Читать «Нефть, метель и другие веселые боги (сборник)» онлайн - страница 22
Иван В. Шипнигов
Эмиль Поташевич в своих интервью не раскрывал главную тайну: кто заказал ему это башенное сочетание. Уклончиво и неясно говорилось о межправительственной договоренности, согласно которой в рамках года русско-французской дружбы планировалось осуществить другие, не менее масштабные проекты. Наш президент и в особенности премьер-министр дали в ту зиму массу интервью, но никто из журналистов и словом не обмолвился о башнях – наверное, все они от волнения забывали, о чем хотели спросить. Французы молчали тоже. Поташевич отвечал ясно лишь на один вопрос:
– Мы хотим сносить эту башню когда кончать выставка. Великий Эйфель не увидеть смерти своего детища (Поташевич произносил это слово с ударением на втором слоге), мы же выполнять свое обещание перед правительством и сносить после выставка.
– Но Останскинская башня не пострадает? – волновались красные от мороза журналисты.

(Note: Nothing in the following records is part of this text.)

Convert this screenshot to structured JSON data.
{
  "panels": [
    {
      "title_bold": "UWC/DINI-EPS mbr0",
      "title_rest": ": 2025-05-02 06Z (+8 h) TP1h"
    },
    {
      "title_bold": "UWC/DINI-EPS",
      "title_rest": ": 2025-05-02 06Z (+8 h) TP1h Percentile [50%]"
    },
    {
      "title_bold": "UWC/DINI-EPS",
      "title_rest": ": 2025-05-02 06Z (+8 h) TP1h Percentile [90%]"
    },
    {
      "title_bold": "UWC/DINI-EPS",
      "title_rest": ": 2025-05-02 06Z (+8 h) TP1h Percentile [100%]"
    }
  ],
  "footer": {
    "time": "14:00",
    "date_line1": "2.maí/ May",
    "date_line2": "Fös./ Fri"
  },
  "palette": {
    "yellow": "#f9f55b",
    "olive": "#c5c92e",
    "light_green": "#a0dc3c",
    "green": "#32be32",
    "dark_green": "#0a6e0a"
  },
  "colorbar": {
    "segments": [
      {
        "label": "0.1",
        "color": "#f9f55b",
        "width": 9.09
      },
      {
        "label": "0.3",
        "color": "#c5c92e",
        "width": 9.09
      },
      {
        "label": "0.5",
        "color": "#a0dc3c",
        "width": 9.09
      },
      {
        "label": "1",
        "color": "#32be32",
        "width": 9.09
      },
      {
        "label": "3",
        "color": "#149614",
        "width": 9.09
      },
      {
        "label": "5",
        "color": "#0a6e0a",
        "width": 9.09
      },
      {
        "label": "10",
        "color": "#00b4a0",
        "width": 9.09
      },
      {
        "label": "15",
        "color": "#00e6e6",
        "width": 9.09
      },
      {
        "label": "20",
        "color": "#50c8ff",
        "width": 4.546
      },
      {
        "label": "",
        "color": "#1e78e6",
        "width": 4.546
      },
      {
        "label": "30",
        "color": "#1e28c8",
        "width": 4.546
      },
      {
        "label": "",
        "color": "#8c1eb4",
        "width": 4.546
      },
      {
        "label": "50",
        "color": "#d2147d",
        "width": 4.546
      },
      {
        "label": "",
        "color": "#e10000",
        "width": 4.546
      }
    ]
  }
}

– Вы не можете беспокоиться, ваша башня останется с вами. Вы дальше можете смотреть Петросьян, – улыбался учтивый француз, искренне желая сделать приятное русским друзьям, о вкусах которых он успел составить превратное, но не лишенное оснований мнение; но русские друзья принимали это за грубую злую шутку и обижались, и красная от мороза грудастая девица в кокошнике совала дорогому гостю хлеб-соль чуть ли не в лицо.
Вежливый француз принимал это за особенности русского обычая. Диалог культур все же не клеился.
По-настоящему он наладился в конце февраля, когда двойная башня начала непредвиденное и слишком поздно замеченное вещание.
Первой к Останкино потянулась московская молодежь. Студенты и студентки, несмотря на мороз, прогуливались возле архитектурного чуда, фотографировались, целовались. Многие девушки, не боясь застудить свои нежные придатки, ходили в чулках и, презрев условности, приподнимали полы пальто, демонстрируя фотографировавшим их парням расчерченные сетчатым узором юные бедра. На некоторых из них под чулками были теплые колготки, но все равно поток пострадавших от башен, вскоре хлынувший в московские больницы, начался именно с этого тоненького чулочного ручейка. Признаться, эти тихие московские девушки чересчур напоминали бы обыкновенных проституток, если бы не выражение девственной скромности, поселившееся на их лицах в те дни. Не боясь быть вульгарными, они были просто красивы; и кто знает, отчего так? Что за таинственные лучи так сильно изменили лица юных москвичек? Задумываясь над этими вопросами, мы рискуем отвлечься от нашего повествования.